The details of what I'm about to say, Michael, are in my new book. (And I hope your library will buy *two* copies.)
The morality of human rights, as I glean it from the international law of human rights, holds that every born human being has inherent dignity and is inviolable. (Nota bene: I am being descriptive in saying this, not prescriptive.) No argument according to which infanticide is morally permissible is consistent with the morality of human rights. Is it reasonable to reject the morality of human rights? Because I accept the morality of human rights on theistic grounds and doubt that there are adequate secular grounds for the morality of human rights (see my recent Commonweal essay), the question whether it is reasonable to reject the morality of human rights is, for me, the question whether it is reasonable to reject my theistic grounds and all other possible religious grounds for the morality of human rights. My answer: Of course it is. It is not unreasonable to be an atheist. Singer, I take it, is an atheist--and rejects the morality of human rights.

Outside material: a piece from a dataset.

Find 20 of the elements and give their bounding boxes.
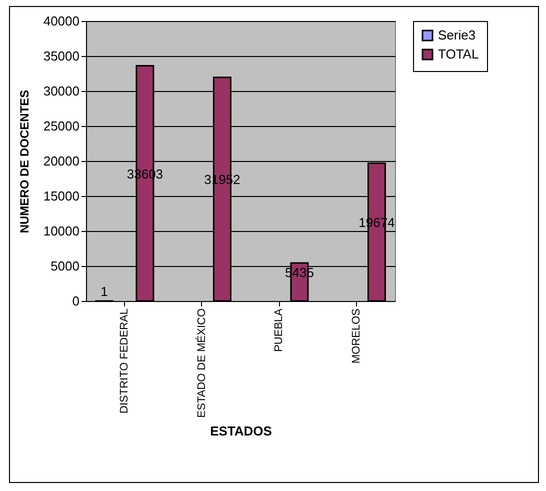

This still doesn't quite answer your question about Singer's position on infanticide. Let me address a friendly-amended version of your question: Is it reasonable for Singer to hold that toddlers have moral status (i.e., the moral status that, say, adult human beings have) but that infants do not--in the way it would be unreasonable for one to hold that whites have moral status but nonwhites do not, or that men have a greater moral status than women, or that Catholics have moral status but Jews do not? I am inclined to think that it is unreasonable to hold that toddlers have moral status but infants do not, because I am inclined to think that there is no difference between being a toddler and being an infant that one can reasonably believe warrants the conclusion that toddlers but not infants have moral status.
Now, Boonin's argument about the moral status of human fetuses before the emergence of organized cortical brain activity, unlike Singer's argument for the permissibility of infanticide, does not constitute a rejection of the morality of human rights. Boonin accepts that infants, newborns, and even unborn children beyond a certain stage of development (namely, the emergence of organized cortical brain activity), have moral status. Nonetheless, in my book I argue that we who affirm the morality of human rights have good reason to go further than Boonin does and affirm that every human being, born and unborn, no matter what his/her stage of development, has inherent dignity and is inviolable. Boonin and I disagree, for the reason I sketched in my previous post.
Thanks to this give-and-take with you, Michael, I can now state more clearly what I have been trying to say. For me, the morality of human rights is bedrock. One can affirm the morality of human rights and yet reasonably disagree with Robby's position on the moral status of human beings at the earliest stage of their development. One cannot affirm the morality of human rights and reasonably hold that infanticide is morally permissible. Indeed, in my judgment one cannot affirm the morality of human rights and reasonably hold that, say, post-viability abortions are morally permissible.